Knapp zwei Jahrhunderte mit drei Schauplätzen – England, Böhmen und Mitteldeutschland – umspannt „Der Krieg der Armen“. Sein Buch hat knapp einhundert Seiten. Damit überbietet Vuillard das Verhältnis von Textmenge und dargestellter Zeit noch ein weiteres Mal. Seine bisherigen Geschichtserzählungen galten unter anderen dem Ersten Weltkrieg (vier Jahre), dem Anschluss Österreichs an Deutschland mit seiner Vorgeschichte (fünf Jahre) und der Erstürmung der Bastille am 14. Juli 1789 (ein Tag mit einer Vorgeschichte von mehreren Monaten). Und immer bewegte sich das Format in Novellenlänge, nicht mehr als 150 Seiten.
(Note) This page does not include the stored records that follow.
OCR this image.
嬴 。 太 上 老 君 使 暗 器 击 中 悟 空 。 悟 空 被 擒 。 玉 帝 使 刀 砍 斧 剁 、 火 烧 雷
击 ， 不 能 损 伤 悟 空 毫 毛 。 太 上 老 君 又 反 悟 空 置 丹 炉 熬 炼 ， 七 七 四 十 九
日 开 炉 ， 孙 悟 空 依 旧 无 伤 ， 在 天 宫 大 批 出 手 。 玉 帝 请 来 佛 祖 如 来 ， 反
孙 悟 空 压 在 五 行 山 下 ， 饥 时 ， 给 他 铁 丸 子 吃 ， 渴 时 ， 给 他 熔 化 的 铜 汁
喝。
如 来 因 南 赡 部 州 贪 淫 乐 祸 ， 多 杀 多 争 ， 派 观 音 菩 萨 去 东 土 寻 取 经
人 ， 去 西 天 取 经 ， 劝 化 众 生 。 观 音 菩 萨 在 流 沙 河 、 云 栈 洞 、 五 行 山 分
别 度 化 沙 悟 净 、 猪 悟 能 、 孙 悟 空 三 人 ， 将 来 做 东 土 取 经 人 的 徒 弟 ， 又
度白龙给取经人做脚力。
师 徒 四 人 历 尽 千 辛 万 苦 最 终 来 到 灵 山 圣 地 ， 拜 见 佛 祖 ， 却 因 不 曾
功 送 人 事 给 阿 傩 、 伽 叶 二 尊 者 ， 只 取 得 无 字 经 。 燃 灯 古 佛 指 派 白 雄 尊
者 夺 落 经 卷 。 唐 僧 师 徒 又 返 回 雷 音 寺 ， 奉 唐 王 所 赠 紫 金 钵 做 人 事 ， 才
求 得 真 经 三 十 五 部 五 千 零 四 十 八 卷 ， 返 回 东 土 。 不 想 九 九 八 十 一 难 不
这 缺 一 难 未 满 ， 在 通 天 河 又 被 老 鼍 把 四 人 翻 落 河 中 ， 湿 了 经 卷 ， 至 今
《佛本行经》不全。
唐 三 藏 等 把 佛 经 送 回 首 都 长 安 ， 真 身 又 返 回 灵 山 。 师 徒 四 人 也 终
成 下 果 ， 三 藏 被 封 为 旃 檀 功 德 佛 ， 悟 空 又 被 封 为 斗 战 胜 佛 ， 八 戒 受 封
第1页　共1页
Diese Bücher liest man in zwei bis drei Stunden, die erzählte Zeit ist im Vergleich dazu riesenhaft. Das ist erstaunlich, fast wunderbar, vor allem weil Vuillards Texte ihre Leser immer wieder mit der Suggestion von Gegenwärtigkeit, Nahsicht, sogar Augenzeugenschaft fesseln.
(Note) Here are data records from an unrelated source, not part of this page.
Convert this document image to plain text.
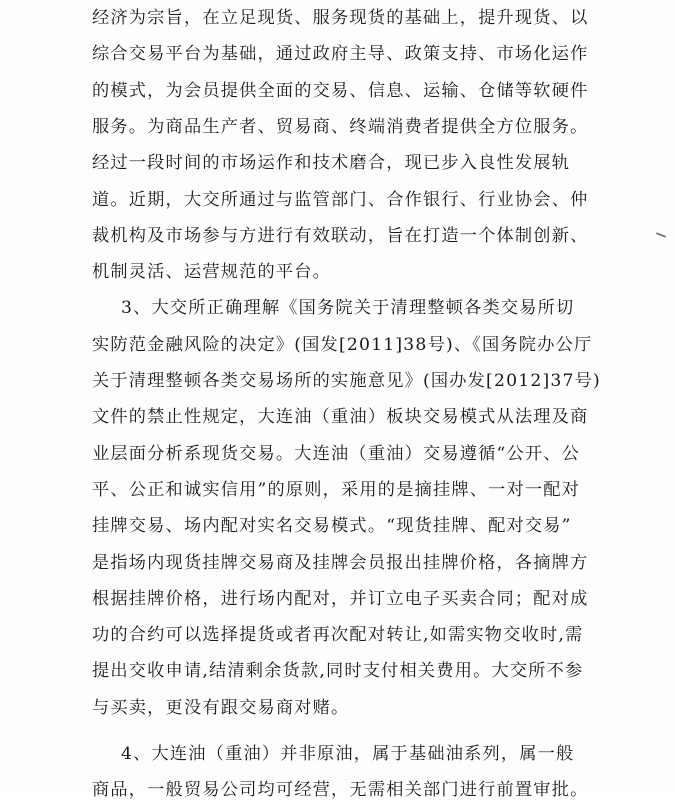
经济为宗旨，在立足现货、服务现货的基础上，提升现货、以
综合交易平台为基础，通过政府主导、政策支持、市场化运作
的模式，为会员提供全面的交易、信息、运输、仓储等软硬件
服务。为商品生产者、贸易商、终端消费者提供全方位服务。
经过一段时间的市场运作和技术磨合，现已步入良性发展轨
道。近期，大交所通过与监管部门、合作银行、行业协会、仲
裁机构及市场参与方进行有效联动，旨在打造一个体制创新、
机制灵活、运营规范的平台。
3、大交所正确理解《国务院关于清理整顿各类交易所切
实防范金融风险的决定》(国发[2011]38号)、《国务院办公厅
关于清理整顿各类交易场所的实施意见》(国办发[2012]37号)
文件的禁止性规定，大连油（重油）板块交易模式从法理及商
业层面分析系现货交易。大连油（重油）交易遵循“公开、公
平、公正和诚实信用”的原则，采用的是摘挂牌、一对一配对
挂牌交易、场内配对实名交易模式。“现货挂牌、配对交易”
是指场内现货挂牌交易商及挂牌会员报出挂牌价格，各摘牌方
根据挂牌价格，进行场内配对，并订立电子买卖合同；配对成
功的合约可以选择提货或者再次配对转让,如需实物交收时,需
提出交收申请,结清剩余货款,同时支付相关费用。大交所不参
与买卖，更没有跟交易商对赌。
4、大连油（重油）并非原油，属于基础油系列，属一般
商品，一般贸易公司均可经营，无需相关部门进行前置审批。
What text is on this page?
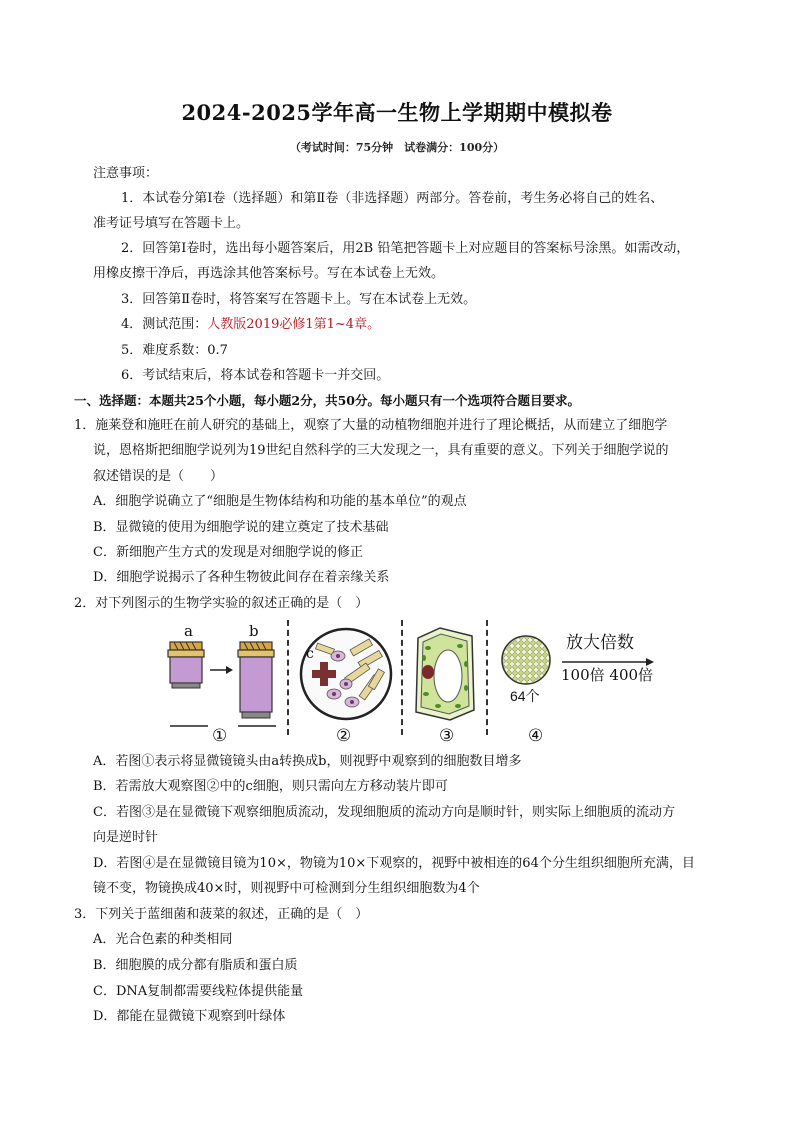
2024-2025学年高一生物上学期期中模拟卷
（考试时间：75分钟　试卷满分：100分）
注意事项：
1．本试卷分第Ⅰ卷（选择题）和第Ⅱ卷（非选择题）两部分。答卷前，考生务必将自己的姓名、
准考证号填写在答题卡上。
2．回答第Ⅰ卷时，选出每小题答案后，用2B 铅笔把答题卡上对应题目的答案标号涂黑。如需改动，
用橡皮擦干净后，再选涂其他答案标号。写在本试卷上无效。
3．回答第Ⅱ卷时，将答案写在答题卡上。写在本试卷上无效。
4．测试范围：人教版2019必修1第1~4章。
5．难度系数：0.7
6．考试结束后，将本试卷和答题卡一并交回。
一、选择题：本题共25个小题，每小题2分，共50分。每小题只有一个选项符合题目要求。
1．施莱登和施旺在前人研究的基础上，观察了大量的动植物细胞并进行了理论概括，从而建立了细胞学
说，恩格斯把细胞学说列为19世纪自然科学的三大发现之一，具有重要的意义。下列关于细胞学说的
叙述错误的是（　　）
A．细胞学说确立了“细胞是生物体结构和功能的基本单位”的观点
B．显微镜的使用为细胞学说的建立奠定了技术基础
C．新细胞产生方式的发现是对细胞学说的修正
D．细胞学说揭示了各种生物彼此间存在着亲缘关系
2．对下列图示的生物学实验的叙述正确的是（　）
a	b
c
64个
放大倍数
100倍 400倍
①	②	③	④
A．若图①表示将显微镜镜头由a转换成b，则视野中观察到的细胞数目增多
B．若需放大观察图②中的c细胞，则只需向左方移动装片即可
C．若图③是在显微镜下观察细胞质流动，发现细胞质的流动方向是顺时针，则实际上细胞质的流动方
向是逆时针
D．若图④是在显微镜目镜为10×，物镜为10×下观察的，视野中被相连的64个分生组织细胞所充满，目
镜不变，物镜换成40×时，则视野中可检测到分生组织细胞数为4个
3．下列关于蓝细菌和菠菜的叙述，正确的是（　）
A．光合色素的种类相同
B．细胞膜的成分都有脂质和蛋白质
C．DNA复制都需要线粒体提供能量
D．都能在显微镜下观察到叶绿体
Ein Steuereintreiber löst im mittelalterlichen England einen Aufstand aus, weil er eine Bauerntochter vergewaltigt hat. Vuillard erzählt das klassisch-szenisch: „Er verlangt die Steuer, aber das junge Mädchen kann nicht zahlen, sie haben kaum genug zum Leben. Da reißt der Einnehmer ihr das Kleid vom Leib, wirft sie auf einen Strohsack und bezahlt sich selbst. Sie ist fünfzehn. Sie ist hübsch. Sie ist der Wert schlechthin. Doch die Sprösslinge der Armen sind nichts wert. Ihre Lippen sind jetzt blau, sie friert; sie stolpert über den mit Brombeerhecken gesäumten kleinen Weg; von Weitem sieht der Vater sie. Riesige Wolkenmassen streifen die Wipfel der Bäume.“
Das Kürzeste darin ist die sozialhistorische Information („die Sprösslinge der Armen sind nichts wert“), genauso wichtig und eindrücklicher ist das Wetter, ein in diesem Zusammenhang ahistorischer Begleitumstand – „riesige Wolkenmassen“ kann es in jeder Epoche geben. Auch das Bühnenbild der Szene – Strohsack, Brombeerhecken – erzeugt nur einen vagen Eindruck von Ländlichkeit, um mitzuteilen: Wir sind in der Vormoderne.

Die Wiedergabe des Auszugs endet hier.